Post-Visit Monitoring and Follow-Up: AI works with devices that check health between visits, like blood sugar or blood pressure monitors. It alerts doctors if there are problems. Automation can schedule follow-up visits or suggest changes in care plans.
Data Analytics and Quality Improvement: Data from SMAs can be studied with AI tools to find trends in results, resource use, and patient satisfaction. Practice managers use this info to improve programs, motivate staff, and meet reporting needs.
Some companies offer AI-driven phone help and appointment scheduling that reduce office work and make patient communication smoother. This lowers no-shows and improves patient access.
SMAs help reduce healthcare gaps seen in low-income, rural, and BIPOC groups. Social, economic, and cultural barriers often stop these groups from getting regular care. Group visits, in person or virtual, help by lowering travel needs, offering more appointments, and providing community support for managing diseases.
Group visits that respect language, diet, and traditions build better trust and engagement. Health coaching and behavioral support tailored to community needs strengthen patient relationships over time.
Studies show SMAs with health coaching help rural and underserved patients better manage diabetes by increasing knowledge, skills, and confidence.
Medical offices should plan for costs like staff training, patient recruitment, EMR changes, and setting up space for SMAs. Still, studies show SMAs usually have neutral or positive financial results in the medium to long term.
Shared Medical Appointments offer a way to improve managing chronic diseases by combining medical care, patient education, and group support. Research from different U.S. healthcare settings shows SMAs improve patient satisfaction, health results, and provider efficiency while keeping or lowering healthcare costs.
Using telehealth and new technology tools like AI and automation help make SMAs easier to run and grow in many practices. For medical practice managers, owners, and IT staff, adding SMAs using digital tools and team care can help with challenges in chronic disease care, improve patient access and involvement, and keep practices financially stable as healthcare changes.
Underserved populations, particularly BIPOC and rural communities, face economic, social, and cultural barriers including affordability, limited availability of services, and lack of continuous relationships with healthcare providers.

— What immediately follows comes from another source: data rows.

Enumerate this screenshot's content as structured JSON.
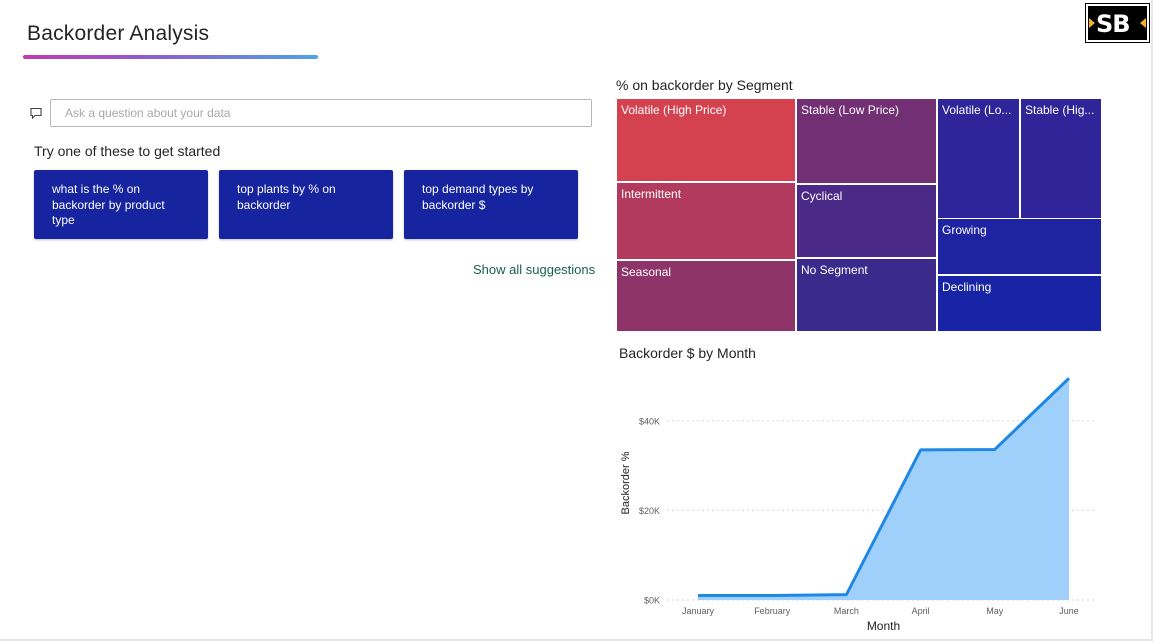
{
  "page": {
    "title": "Backorder Analysis",
    "logo_text": "SB"
  },
  "qa": {
    "placeholder": "Ask a question about your data",
    "prompt": "Try one of these to get started",
    "suggestions": [
      "what is the % on backorder by product type",
      "top plants by % on backorder",
      "top demand types by backorder $"
    ],
    "show_all": "Show all suggestions"
  },
  "treemap": {
    "title": "% on backorder by Segment",
    "tiles": [
      {
        "label": "Volatile (High Price)",
        "color": "#d5424f"
      },
      {
        "label": "Intermittent",
        "color": "#b13a5e"
      },
      {
        "label": "Seasonal",
        "color": "#8e3468"
      },
      {
        "label": "Stable (Low Price)",
        "color": "#722f74"
      },
      {
        "label": "Cyclical",
        "color": "#4a2a86"
      },
      {
        "label": "No Segment",
        "color": "#3a2a8c"
      },
      {
        "label": "Volatile (Lo...",
        "color": "#2e259a"
      },
      {
        "label": "Stable (Hig...",
        "color": "#2f2598"
      },
      {
        "label": "Growing",
        "color": "#1e23a2"
      },
      {
        "label": "Declining",
        "color": "#1724a5"
      }
    ]
  },
  "chart_data": {
    "type": "area",
    "title": "Backorder $ by Month",
    "xlabel": "Month",
    "ylabel": "Backorder %",
    "categories": [
      "January",
      "February",
      "March",
      "April",
      "May",
      "June"
    ],
    "values": [
      1000,
      1000,
      1200,
      33500,
      33600,
      49500
    ],
    "ylim": [
      0,
      50000
    ],
    "yticks": [
      0,
      20000,
      40000
    ],
    "ytick_labels": [
      "$0K",
      "$20K",
      "$40K"
    ],
    "line_color": "#1f88e5",
    "fill_color": "#9fd0fb",
    "grid": true
  }
}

Telehealth can enhance access by offering remote consultations, thereby overcoming barriers related to transportation and scheduling while allowing for personalized health support and frequent practitioner-patient contact.
A continuous relationship with healthcare providers fosters trust, which is critical for enhancing care access, especially for low-income families who may face multiple barriers.
Team-based care involves multiple healthcare staff collaborating on patient care, enhancing communication, expanding access, and efficiently delivering essential services like patient education and self-management.
SMAs involve groups of patients with similar conditions meeting with healthcare providers, allowing cost-effective education, peer support, and improved patient empowerment and satisfaction.
Studies indicated that community-based approaches including health coaching significantly improved patient engagement and self-management skills in low-income adults with type 2 diabetes.
Cultural background, primary language, and social circumstances are critical to developing effective treatment plans, as they shape patients’ experiences and access to care.
Telemedicine can address challenges related to distance and transportation, providing personalized health interventions that improve chronic disease management outcomes.
Health coaching has been shown to enhance knowledge, skills, and confidence in patients, significantly improving their ability to manage chronic conditions.
Group visits in functional medicine provide educational opportunities, foster peer support, and allow for deeper engagement with patients, ultimately improving health outcomes and patient satisfaction.